I've got two FSA MegaExo cranks and was concerned because I've read their BBs don't last (but I've not had any trouble with them so far).
So I bought a 6800 BB and was disappointed that the FSA spindle won't fit because it is .001" bigger than the ID of the bearings. 
I will polish that .001 off and use the Shimano BBs.


----------



## wgscott (Jul 14, 2013)

Let me know if it works (or doesn't). Elsewhere, I've since read that in general it won't work with their carbon cranks, but will with their cheaper aluminum cranks (of which the Omega seems to be one).

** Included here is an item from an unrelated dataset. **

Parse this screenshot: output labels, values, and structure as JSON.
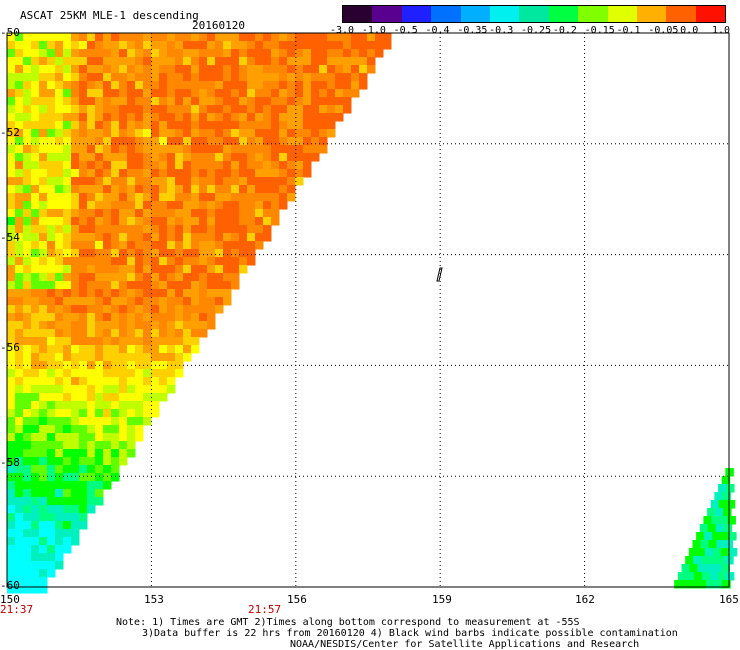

Also, has anyone actually seen a 46/30T FSA Omega crank for sale anywhere?


----------



## Randy99CL (Mar 27, 2013)

I worked as a machinist much of my life and won't have any trouble taking that .001" off. I could even chuck them in a lathe at my brother's shop but that won't be necessary.

I bought both the Gossamer and Energy cranks cheap as close-outs from Nashbar a couple of years ago. They don't have them anymore.
I just googled it and didn't find any of the 46/30s but some places that sell the Omega set. You may have to check a lot of sites to find one and I'd email FSA and ask them. The 50/34 on Amazon is only $75.


----------



## wgscott (Jul 14, 2013)

Randy99CL said:


> The 50/34 on Amazon is only $75.


My wife has this on her bike, so I guess I could try that to see if it worked.


----------



## Cerveloboy (Mar 8, 2007)

wgscott said:


> *Praxis Works Alba Crankset* 48/32T, BB30 only (?), $175
> 
> https://www.praxiscycles.com/product/alba-m30/
> 
> ...


I know this an old post but I wondered if you settled on something. I too would love a 30 with my 32 for the steep climbs. What did the OP end up getting?


----------



## MMsRepBike (Apr 1, 2014)

https://www.praxiscycles.com/product/m30-english-threaded/

Alba crank on a BSA english threaded bike with this bottom bracket.


----------